Collective terms are not bad…they are simply vague. Seeing grain products and plant protein products doesn’t necessarily mean the manufacturer is trying to hide something. It is simply an easier way to have ingredients listed on a tag. It also should be noted that every state has different requirements for what must be included on a feed tag. Many horse owners seem to think the absolute worst scenario…the manufacturer is putting horrible things in the feed and trying to hide it. This simply isn’t true…however, you should be able to know exactly which ingredients are being used. So if individual terms are not listed, simply contact the manufacturer and ask! You will likely find that it is not a list of cheap ingredients that are harmful to your horse. Excel Equine® uses individual terms on all of our tags and literature to help the owner clearly understand what is in their horse feed. Speaking of what is in horse feed…


Let’s talk about what would go under “grain products,” “plant protein products,” and “by-products.” For “grain products,” you would likely find ingredients such as: oats, corn, or barley.

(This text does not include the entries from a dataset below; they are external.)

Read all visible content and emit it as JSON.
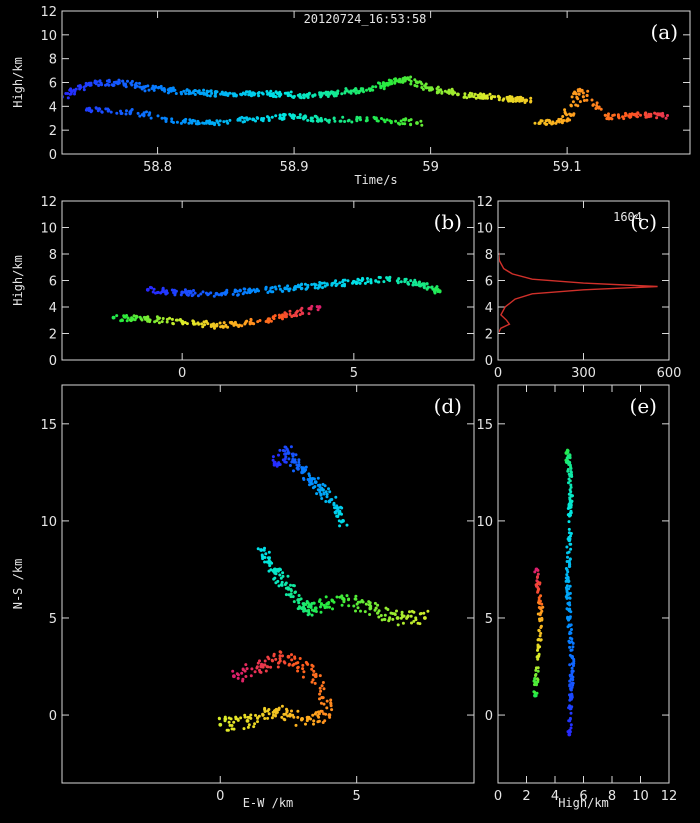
{
  "chart_data": [
    {
      "id": "a",
      "type": "scatter",
      "panel_label": "(a)",
      "title": "20120724_16:53:58",
      "xlabel": "Time/s",
      "ylabel": "High/km",
      "xlim": [
        58.73,
        59.19
      ],
      "ylim": [
        0,
        12
      ],
      "xticks": [
        "58.8",
        "58.9",
        "59",
        "59.1"
      ],
      "xtick_values": [
        58.8,
        58.9,
        59.0,
        59.1
      ],
      "yticks": [
        "0",
        "2",
        "4",
        "6",
        "8",
        "10",
        "12"
      ],
      "ytick_values": [
        0,
        2,
        4,
        6,
        8,
        10,
        12
      ],
      "colormap": "time-jet",
      "series": [
        {
          "x": [
            58.73,
            58.75,
            58.77,
            58.79,
            58.81,
            58.83,
            58.85,
            58.87,
            58.89,
            58.91,
            58.93,
            58.95,
            58.97,
            58.98,
            59.0,
            59.02,
            59.04,
            59.06,
            59.07
          ],
          "y": [
            4.8,
            5.9,
            6.0,
            5.6,
            5.3,
            5.2,
            5.0,
            5.1,
            5.0,
            4.9,
            5.1,
            5.4,
            5.9,
            6.3,
            5.5,
            5.0,
            4.8,
            4.6,
            4.5
          ]
        },
        {
          "x": [
            58.75,
            58.78,
            58.82,
            58.84,
            58.87,
            58.9,
            58.92,
            58.96,
            58.99
          ],
          "y": [
            3.8,
            3.5,
            2.7,
            2.6,
            2.9,
            3.2,
            2.8,
            3.0,
            2.6
          ]
        },
        {
          "x": [
            59.08,
            59.1,
            59.11,
            59.13,
            59.15,
            59.17
          ],
          "y": [
            2.6,
            2.8,
            5.3,
            3.0,
            3.3,
            3.2
          ]
        }
      ]
    },
    {
      "id": "b",
      "type": "scatter",
      "panel_label": "(b)",
      "xlabel": "",
      "ylabel": "High/km",
      "xlim": [
        -3.5,
        8.5
      ],
      "ylim": [
        0,
        12
      ],
      "xticks": [
        "0",
        "5"
      ],
      "xtick_values": [
        0,
        5
      ],
      "yticks": [
        "0",
        "2",
        "4",
        "6",
        "8",
        "10",
        "12"
      ],
      "ytick_values": [
        0,
        2,
        4,
        6,
        8,
        10,
        12
      ],
      "colormap": "time-jet",
      "series": [
        {
          "x": [
            -1.0,
            0.0,
            1.0,
            2.0,
            3.0,
            4.0,
            5.0,
            6.0,
            7.0,
            7.5
          ],
          "y": [
            5.3,
            5.1,
            5.0,
            5.2,
            5.4,
            5.6,
            5.9,
            6.1,
            5.7,
            5.2
          ]
        },
        {
          "x": [
            -2.0,
            -1.0,
            0.0,
            1.0,
            2.0,
            3.0,
            4.0
          ],
          "y": [
            3.2,
            3.1,
            2.9,
            2.6,
            2.8,
            3.3,
            4.0
          ]
        }
      ]
    },
    {
      "id": "c",
      "type": "line",
      "panel_label": "(c)",
      "annotation": "1604",
      "xlabel": "",
      "ylabel": "",
      "xlim": [
        0,
        600
      ],
      "ylim": [
        0,
        12
      ],
      "xticks": [
        "0",
        "300",
        "600"
      ],
      "xtick_values": [
        0,
        300,
        600
      ],
      "yticks": [
        "0",
        "2",
        "4",
        "6",
        "8",
        "10",
        "12"
      ],
      "ytick_values": [
        0,
        2,
        4,
        6,
        8,
        10,
        12
      ],
      "color": "#d0302a",
      "series": [
        {
          "x": [
            0,
            10,
            40,
            30,
            10,
            25,
            60,
            120,
            300,
            560,
            300,
            120,
            50,
            20,
            5,
            0,
            0
          ],
          "y": [
            2.0,
            2.4,
            2.7,
            3.0,
            3.4,
            4.0,
            4.6,
            5.0,
            5.3,
            5.55,
            5.8,
            6.1,
            6.5,
            6.9,
            7.5,
            8.5,
            12
          ]
        }
      ]
    },
    {
      "id": "d",
      "type": "scatter",
      "panel_label": "(d)",
      "xlabel": "E-W /km",
      "ylabel": "N-S /km",
      "xlim": [
        -5.8,
        9.3
      ],
      "ylim": [
        -3.5,
        17
      ],
      "xticks": [
        "0",
        "5"
      ],
      "xtick_values": [
        0,
        5
      ],
      "yticks": [
        "0",
        "5",
        "10",
        "15"
      ],
      "ytick_values": [
        0,
        5,
        10,
        15
      ],
      "colormap": "time-jet",
      "series": [
        {
          "x": [
            2.0,
            2.5,
            3.0,
            3.5,
            4.0,
            4.5
          ],
          "y": [
            13.0,
            13.5,
            12.5,
            12.0,
            11.0,
            10.0
          ]
        },
        {
          "x": [
            1.5,
            2.0,
            2.5,
            3.0,
            3.5,
            4.5,
            5.5,
            6.5,
            7.5
          ],
          "y": [
            8.5,
            7.5,
            6.5,
            5.5,
            5.5,
            6.0,
            5.5,
            5.0,
            5.0
          ]
        },
        {
          "x": [
            0.0,
            1.0,
            2.0,
            3.0,
            4.0,
            3.5,
            2.5,
            1.5,
            0.5
          ],
          "y": [
            -0.5,
            -0.3,
            0.2,
            -0.2,
            0.0,
            2.0,
            3.0,
            2.5,
            2.0
          ]
        }
      ]
    },
    {
      "id": "e",
      "type": "scatter",
      "panel_label": "(e)",
      "xlabel": "High/km",
      "ylabel": "",
      "xlim": [
        0,
        12
      ],
      "ylim": [
        -3.5,
        17
      ],
      "xticks": [
        "0",
        "2",
        "4",
        "6",
        "8",
        "10",
        "12"
      ],
      "xtick_values": [
        0,
        2,
        4,
        6,
        8,
        10,
        12
      ],
      "yticks": [
        "0",
        "5",
        "10",
        "15"
      ],
      "ytick_values": [
        0,
        5,
        10,
        15
      ],
      "colormap": "time-jet",
      "series": [
        {
          "x": [
            5.0,
            5.1,
            5.2,
            5.0,
            4.9,
            5.0,
            5.1,
            5.0,
            4.8
          ],
          "y": [
            -1.0,
            1.0,
            3.0,
            5.0,
            7.0,
            9.0,
            11.0,
            13.0,
            13.5
          ]
        },
        {
          "x": [
            2.6,
            2.8,
            3.0,
            2.7
          ],
          "y": [
            1.0,
            3.0,
            5.5,
            7.5
          ]
        }
      ]
    }
  ]
}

For “plant protein products,” you would probably find ingredients like: soybean meal.  For “forage products, “you would likely see: alfalfa meal or grass hay. And for “roughage products,” there will possibly be listed: beet pulp or soybean hulls.  I think it is helpful to know what goes within these categories because then they won’t seem so foreign, and you can have an understanding of the kinds of ingredients each one is referring to.


Let’s talk about by-products for a minute…this is another “feed tag myth” that I think deserves some attention. By-products are not bad or cheap. Beet pulp is a by-product…it is derived from the sugar beet. Rice barn is a by-product of rice milling. Soybean meal and soy hulls are by-products of processing soybeans. By-products are simply the parts of the grain or plant that are left after processing. The term by-product often leads people to think that it is what is cast aside, as in not as good as what it was originally. This usually isn’t the case since many by-products provide added nutritional benefit when compared to the original food product.


At Excel Equine® , we use only the highest quality of ingredients for our horse feeds. You can clearly see all of our ingredients listed out in individual terms on our literature, but if you ever need clarification on something…please ask us! Customer questions are always welcome. Hopefully this helps feed tags seem less mysterious. The more clarification the better for the horse owner in making educated decisions and forming opinions about different horse feeds.